Is that the intended purpose? Is there a way to prevent that?
It even deletes it's own user permissions (assuming we've applied this: https://devshawn.github.io/kafka-gitops/#/permissions?id=manually-add-acls)
/gitops$ ./kafka-gitops apply
Executing apply...
Applying: [DELETE]
- [ACL] Unnamed ACL
- resource_name: *
- resource_type: TOPIC
- resource_pattern: LITERAL
- resource_principal: User:gitops-user
- host: *
- operation: DELETE
- permission: ALLOW
Successfully applied.
....
[SUCCESS] Apply complete! Resources: 0 created, 0 updated, 7 deleted.`
Hey,
The intended design of this project was to have a single state file per cluster, with all teams and projects contributing to it. This was to allow security & operations teams to review access control. The workflow in my organization goes like this:
- There is one state file per environment in a single
kafka-environments
repository - Development teams each have a "section" in the state file where they make PRs to add their topics/services
- Operations/security review, merge, and apply (for development/QA clusters, we relax who has merge permissions)
The intended design without configuration will delete anything not defined in the state file. For example, if you manually create the gitops user ACLs, you still need to define them if you don't want them deleted, like this.
If you'd like to stick to a state file per-team, you can run the plan/apply process with the --no-delete
flag.

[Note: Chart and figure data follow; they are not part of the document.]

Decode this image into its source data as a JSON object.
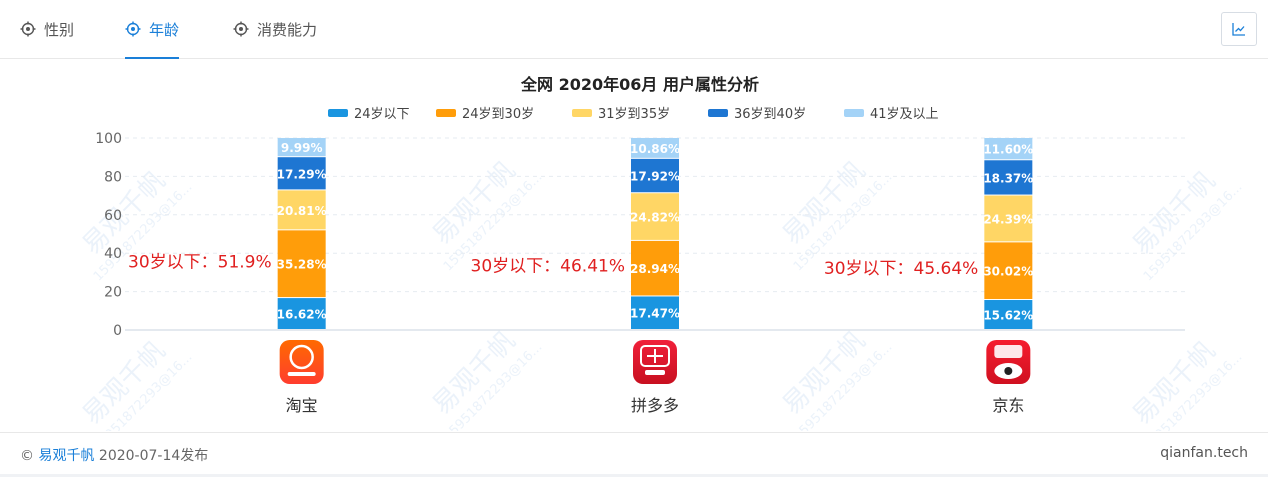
{
  "tabs": [
    {
      "label": "性别",
      "icon": "target-icon",
      "active": false
    },
    {
      "label": "年龄",
      "icon": "target-icon",
      "active": true
    },
    {
      "label": "消费能力",
      "icon": "target-icon",
      "active": false
    }
  ],
  "toolbar": {
    "chart_toggle_icon": "line-chart-icon"
  },
  "colors": {
    "accent": "#1a7fd8",
    "annotation": "#e02020"
  },
  "watermark": {
    "brand": "易观千帆",
    "text": "15951872293@16..."
  },
  "footer": {
    "copyright": "©",
    "brand": "易观千帆",
    "published": "2020-07-14发布",
    "site": "qianfan.tech"
  },
  "chart_data": {
    "type": "bar",
    "stacked": true,
    "title": "全网 2020年06月 用户属性分析",
    "categories": [
      "淘宝",
      "拼多多",
      "京东"
    ],
    "category_icons": [
      "taobao-app-icon",
      "pinduoduo-app-icon",
      "jd-app-icon"
    ],
    "ylim": [
      0,
      100
    ],
    "yticks": [
      "0",
      "20",
      "40",
      "60",
      "80",
      "100"
    ],
    "grid": true,
    "legend_position": "top",
    "series": [
      {
        "name": "24岁以下",
        "color": "#1a95e0",
        "values": [
          16.62,
          17.47,
          15.62
        ],
        "labels": [
          "16.62%",
          "17.47%",
          "15.62%"
        ]
      },
      {
        "name": "24岁到30岁",
        "color": "#ff9d0a",
        "values": [
          35.28,
          28.94,
          30.02
        ],
        "labels": [
          "35.28%",
          "28.94%",
          "30.02%"
        ]
      },
      {
        "name": "31岁到35岁",
        "color": "#ffd665",
        "values": [
          20.81,
          24.82,
          24.39
        ],
        "labels": [
          "20.81%",
          "24.82%",
          "24.39%"
        ]
      },
      {
        "name": "36岁到40岁",
        "color": "#1e76d2",
        "values": [
          17.29,
          17.92,
          18.37
        ],
        "labels": [
          "17.29%",
          "17.92%",
          "18.37%"
        ]
      },
      {
        "name": "41岁及以上",
        "color": "#a4d3f7",
        "values": [
          9.99,
          10.86,
          11.6
        ],
        "labels": [
          "9.99%",
          "10.86%",
          "11.60%"
        ]
      }
    ],
    "annotations": [
      "30岁以下：51.9%",
      "30岁以下：46.41%",
      "30岁以下：45.64%"
    ]
  }
}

This will stop one team's plan/apply from deleting other team's resources. However, you will not clean up any of your own deleted topics/services either. I think the only way to have multiple state files and run with delete would be to have them all merged together before being run, something we've been talking about in #19. A current workaround would be to build a single pipeline that grabs the latest state file from each team's repository and merges them with some external YAML merging tool.
Hope that helps!
Distributed configuration is a useful and scalable model. We have quite a few teams using Kafka. One of the main driving forces for adoption of Kafka is to have loosely coupled systems.

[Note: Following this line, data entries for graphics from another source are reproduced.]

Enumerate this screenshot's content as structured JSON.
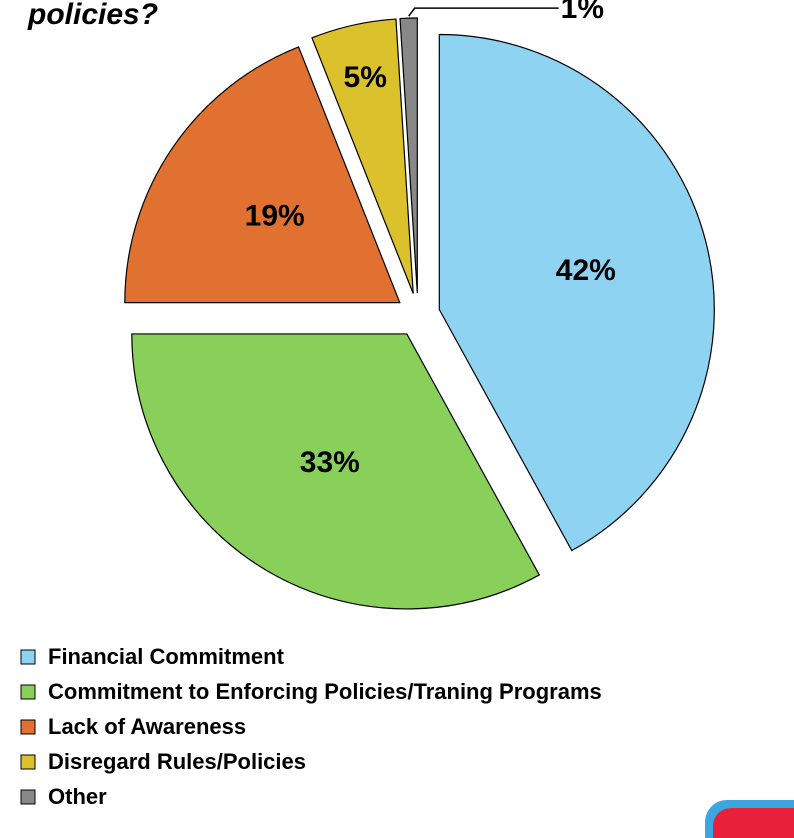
{
  "chart_data": {
    "type": "pie",
    "title": "policies?",
    "categories": [
      "Financial Commitment",
      "Commitment to Enforcing Policies/Traning Programs",
      "Lack of Awareness",
      "Disregard Rules/Policies",
      "Other"
    ],
    "values": [
      42,
      33,
      19,
      5,
      1
    ],
    "value_labels": [
      "42%",
      "33%",
      "19%",
      "5%",
      "1%"
    ],
    "colors": [
      "#8fd3f3",
      "#88d05a",
      "#e07131",
      "#dbc22c",
      "#888888"
    ],
    "legend": "bottom",
    "exploded": true
  }
}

One way to decouple systems is to delegate ownership of configuration to individual groups. Say a topic is owned by the Logging publishing team. The topic would be created with additional metadata that other workers could then see that when fetching a topic, it is known to be owned by some group. The yaml managing that group would reconcile the topic, check who the owner is, and delete/update it as needed. This pattern would make for an excellent Kubernetes operator to manage topics. Something we are starting to look at internally.
@drewwells - definitely agree with you here. I especially like the idea of a kubernetes operator. In that scenario, how would you manage security?
Depends on how the yaml is stored. It could be in s3, then s3 ACL would manage access to yaml.
Our desired state would be K8s. For that example, we write an K8s Operator that is responsible for taking state from Custom Resources (CRs) and persisting that desired state to Kafka. Users would not require access to create topics in Kafka. Users would have access to a Custom Resource (CR) with the configuration yaml in it. Access to CRs would be managed by K8s RBAC. Operator would be responsible for reconciling changes to the CRs and creating/updating/deleting Kafka topics. The users here do not need access or knowledge of how to update Kafka, they only need to understand how the CR is created.
I'm having a similar issue… and while a Correct Fix would be ideal, a pragmatic fix - at least for me - would be an option to ignore users, topics, ACLs, etc. Something like:
ignore:
topics:
- some_other_app.*
users:
- alex
So there is no plan to be able to split the topology into multiple files?
We've resolved that by running with "no delete" flag. In our environment, deleting something should almost never happen anyway.